Freud’s predecessors had established, often clumsily, that the unconscious mind lay just below the surface of human awareness. But they lacked a single, coherent clinical method for exploring that hidden territory. This was Freud’s opportunity.

Dreams
To create a clinical methodology for the unconscious mind—psychoanalysis—Freud first had to work out how to reach it. After all, it operated beneath the surface, hidden from view. The patient sitting on the couch didn’t know what was down there—if they did, they wouldn’t need the couch.
He developed a toolkit. One element was free association: saying whatever came to mind without censorship or editing. Another was the analysis of slips of the tongue—the small betrayals we now call Freudian slips. A third was to treat neurotic symptoms as coded messages from the unconscious waiting to be deciphered.
But for Freud, one pathway into the mind stood out—the most direct and most revealing of all. Dreams.
He reasoned that in waking life, the conscious mind acts as a gatekeeper—suppressing those desires, fears and memories that the unconscious is straining to express. Without that inner censor, we would be overwhelmed, socially unfiltered and unable to function.
During sleep, the inner gatekeeper relaxes and loosens its grip, allowing more unconscious material to surface.
For Freud, dreams were therefore “the royal road to the unconscious”. Not a detour, not a curiosity, but the most direct route.
The Dreamers
The Greeks, Babylonians, Assyrians, ancient Chinese, Indians and Egyptians—and cultures across Africa and the Americas—all interpreted their dreams. From the Epic of Gilgamesh to Jacob’s Ladder, from Aristotle to Joseph—he of the technicolour coat—the message across three thousand years and every inhabited continent was the same: pay attention to your dreams, or pay the consequences.
In what we now call the Chester Beatty Dream Book, the ancient Egyptians had fastidiously recorded hundreds of dreams and their outcomes: dreaming of a large cat—good harvest; seeing their bed catching fire—bad news.

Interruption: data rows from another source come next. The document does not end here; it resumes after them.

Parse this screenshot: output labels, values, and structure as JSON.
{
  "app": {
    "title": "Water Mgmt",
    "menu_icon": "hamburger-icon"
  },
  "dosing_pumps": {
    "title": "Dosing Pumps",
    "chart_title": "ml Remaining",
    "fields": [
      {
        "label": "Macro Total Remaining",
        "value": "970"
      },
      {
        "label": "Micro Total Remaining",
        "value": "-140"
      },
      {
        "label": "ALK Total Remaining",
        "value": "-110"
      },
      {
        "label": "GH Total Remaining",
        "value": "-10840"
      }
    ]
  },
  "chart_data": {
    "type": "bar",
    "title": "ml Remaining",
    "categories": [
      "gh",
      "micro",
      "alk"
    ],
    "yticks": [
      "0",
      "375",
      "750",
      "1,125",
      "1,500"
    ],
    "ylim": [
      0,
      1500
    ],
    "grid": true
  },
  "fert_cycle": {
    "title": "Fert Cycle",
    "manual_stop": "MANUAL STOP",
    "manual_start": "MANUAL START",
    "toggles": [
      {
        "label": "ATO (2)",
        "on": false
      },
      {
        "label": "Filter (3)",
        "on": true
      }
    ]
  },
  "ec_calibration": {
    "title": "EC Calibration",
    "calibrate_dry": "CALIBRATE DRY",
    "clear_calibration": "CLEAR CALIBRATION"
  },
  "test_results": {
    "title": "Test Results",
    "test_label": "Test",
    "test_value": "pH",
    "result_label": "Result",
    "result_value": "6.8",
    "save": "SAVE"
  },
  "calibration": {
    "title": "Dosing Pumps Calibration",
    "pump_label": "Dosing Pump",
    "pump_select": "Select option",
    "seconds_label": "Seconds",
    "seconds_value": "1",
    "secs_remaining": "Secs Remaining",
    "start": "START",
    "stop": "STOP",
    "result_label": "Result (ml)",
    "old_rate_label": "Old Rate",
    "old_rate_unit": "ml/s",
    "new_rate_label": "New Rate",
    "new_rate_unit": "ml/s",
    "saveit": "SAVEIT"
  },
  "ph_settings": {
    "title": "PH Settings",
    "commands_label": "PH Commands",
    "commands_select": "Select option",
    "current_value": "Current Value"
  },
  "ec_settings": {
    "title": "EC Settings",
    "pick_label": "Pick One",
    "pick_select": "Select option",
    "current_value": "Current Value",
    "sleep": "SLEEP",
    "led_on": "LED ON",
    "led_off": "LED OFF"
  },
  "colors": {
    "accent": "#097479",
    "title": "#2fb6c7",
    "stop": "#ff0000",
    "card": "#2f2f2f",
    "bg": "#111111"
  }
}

On the face of it, Freud was only echoing what the Egyptians had claimed three thousand years earlier—dreams meant something, and there was a way to read them.

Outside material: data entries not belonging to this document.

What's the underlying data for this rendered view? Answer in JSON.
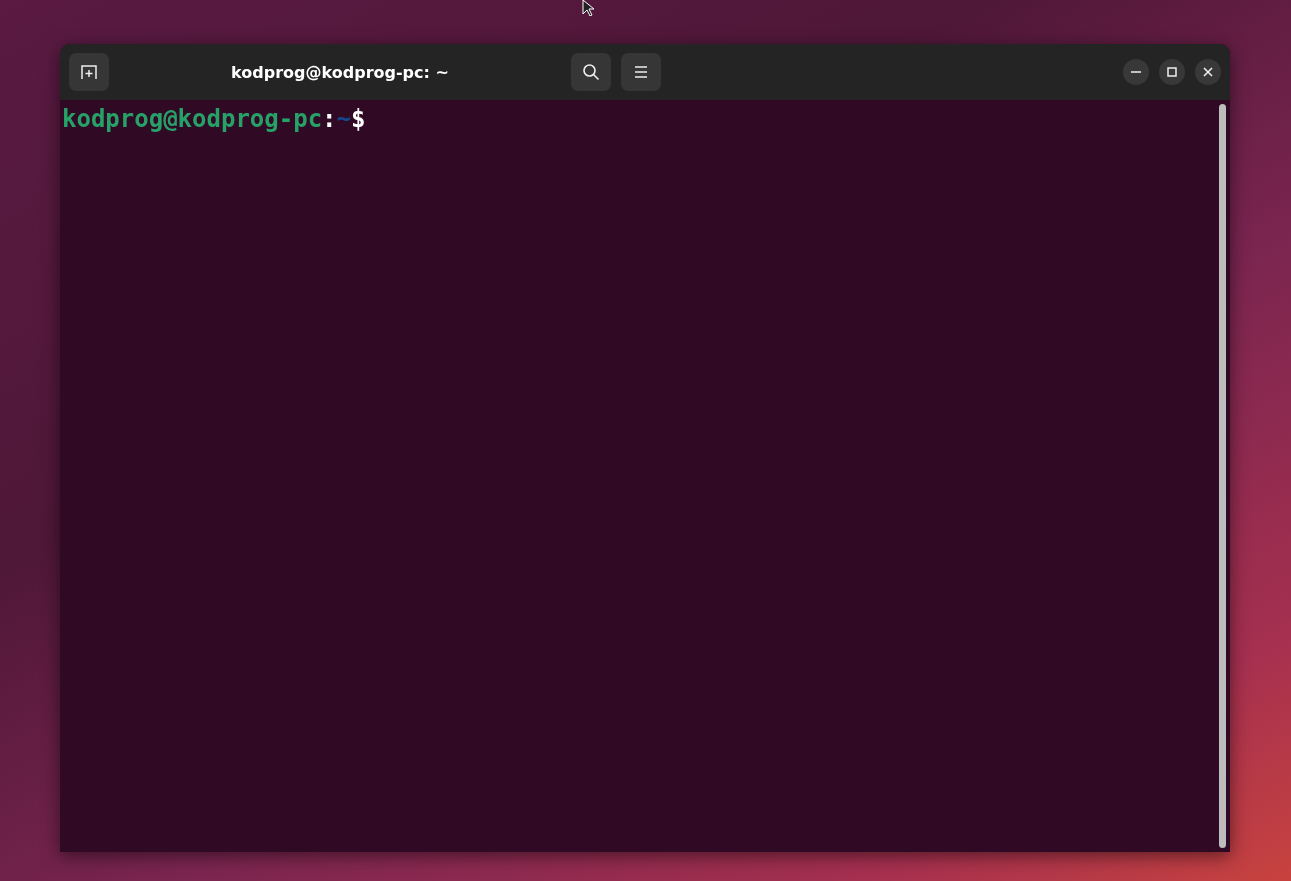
{
  "window": {
    "title": "kodprog@kodprog-pc: ~"
  },
  "terminal": {
    "prompt": {
      "user_host": "kodprog@kodprog-pc",
      "separator": ":",
      "path": "~",
      "symbol": "$"
    }
  }
}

But here’s the difference: Freud’s system was psychological rather than prophetic. When he asked about a patient’s dreams, it was personal. The dream’s surface story was merely the starting point for excavation. By encouraging the patient to recall a dream and then ‘free associate’—to say whatever came to mind—buried memories, some reaching back to childhood, could be resurfaced. It was analytical gold.
Freud’s dream analysis went much further. Drawing on his own dreams and those of his patients, he came to see them as the unconscious mind caught in the act. They weren’t messages from gods or demons. Neither were they signals of wandering wombs or stomach vapours.
They were the disguised fulfilment of desires the waking mind had deemed too dangerous, too embarrassing or too unacceptable to acknowledge in daylight.
Freud’s dreams were his laboratory. Without the dreams, there was no psychoanalysis. He had secularised thousands of years of dream theology. Out with the priest. In with the analyst.

The Interpretation of Dreams
Through the 1890s, Freud collected cases, tested theories and dissected his own dreams with the rigour of the research scientist he had once been. He kept meticulous notes of everything he studied, read, discussed and theorised.
The net result was Die Traumdeutung—The Interpretation of Dreams—which appeared in November 1899. It wasn’t a book solely about dreams, but a technical blueprint for his emerging psychoanalytic method—with dreams as its central exhibit. It is considered Freud’s most important work—though not his most readable.
It turned out that Freud’s tour de force was an immediate flop—piles of unsold copies sat on the publisher’s shelves for years. The critics ranged from baffled to dismissive. Some simply ignored it.
Freud was neither shocked nor surprised. He had expected as much.
The tide turns
However, by the 1920s, Freud’s ideas had landed and were gaining real momentum. Psychoanalysis had crossed the Atlantic. Notions of the unconscious mind, of ego and id and of childhood experience shaping adult life were gaining traction in clinics, universities and popular culture.